Il quadro che emerge non sembra rassicurante. I paesi della regione si trovano in una fase molto critica e le sfide per il futuro sono tantissime. Il Burundi sta affrontando una difficile transizione. In Ruanda, il tutsi Kagame ha creato un regime autoritario sfruttando a proprio favore la difficile eredità del genocidio. Le regioni orientali del Congo, il Kivu e l’Ituri, sono ancora altamente instabili. C’è da affrontare il problema dei profughi, come anche quello della circolazione di un ingente numero di armi. “Purtroppo – sostiene Touadi – molto dipenderà da come si comporterà la comunità internazionale. Innanzitutto l’Onu, su cui pesano le responsabilità degli errori degli anni Sessanta e che ha preso impegni concreti sia in Burundi che in Congo. Bisognerà vedere se saprà mantenerli in modo coerente. L’altra grande incognita è costituita dal braccio di ferro tra gli interessi anglo-americani e quelli francesi.
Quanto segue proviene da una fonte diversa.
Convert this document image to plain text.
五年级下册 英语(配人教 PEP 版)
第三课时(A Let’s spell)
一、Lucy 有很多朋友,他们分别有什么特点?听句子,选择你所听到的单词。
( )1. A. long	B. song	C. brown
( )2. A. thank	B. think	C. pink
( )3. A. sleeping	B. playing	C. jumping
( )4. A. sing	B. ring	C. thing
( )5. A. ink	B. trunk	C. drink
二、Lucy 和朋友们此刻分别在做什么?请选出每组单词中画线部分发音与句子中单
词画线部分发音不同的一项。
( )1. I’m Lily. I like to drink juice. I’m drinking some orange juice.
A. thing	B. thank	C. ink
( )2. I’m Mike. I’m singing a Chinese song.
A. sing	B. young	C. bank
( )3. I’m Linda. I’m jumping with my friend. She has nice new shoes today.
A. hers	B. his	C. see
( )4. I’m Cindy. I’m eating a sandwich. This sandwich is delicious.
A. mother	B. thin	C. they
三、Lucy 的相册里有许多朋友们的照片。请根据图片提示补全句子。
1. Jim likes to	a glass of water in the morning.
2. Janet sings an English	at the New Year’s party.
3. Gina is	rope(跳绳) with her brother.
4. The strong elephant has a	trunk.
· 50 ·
Non solo nella regione dei Grandi Laghi, ma anche in Angola e altrove. C’è poi la prospettiva interna: Kagame continua a pensare che il Kivu sia lo sbocco naturale del Ruanda, dove la questione demografica è un problema reale. Per risolvere tutti le questioni sul tappeto, a partire dalla sovrappopolazione di Ruanda e Burundi e passando per la gestione dei flussi di profughi, si potrebbe riattivare la comunità economica dei Grandi Laghi. Serve una soluzione globale ai problemi della regione, non è pensabile che ognuno faccia per sé, pestando i piedi al vicino. Questo può scatenare solo altre tensioni.”Il Congo presenta un punto di forza. È la sua società civile, una delle più vitali del continente, che ha un ruolo importante nella pacificazione del paese. “Durante gli ultimi anni di Mobutu lo stato era praticamente inesistente – ricorda Touadi. Questo ha scatenato la spontanea reazione della popolazione, che doveva trovare degli strumenti per la sopravvivenza, soprattutto economica. . Una società che si potrebbe definire “dell’indisciplina”, che si sta sviluppando anche in altri paesi martoriati, come Liberia e Sierra Leone: nel caos politico ed economico si assume l’indisciplina come struttura alla vita civile, ottimizzando l’anarchia. Può sembrare un paradosso, ma è un paradigma che può funzionare. “E aiuta a riscoprire i saperi basici dell’Africa – aggiunge Touadi.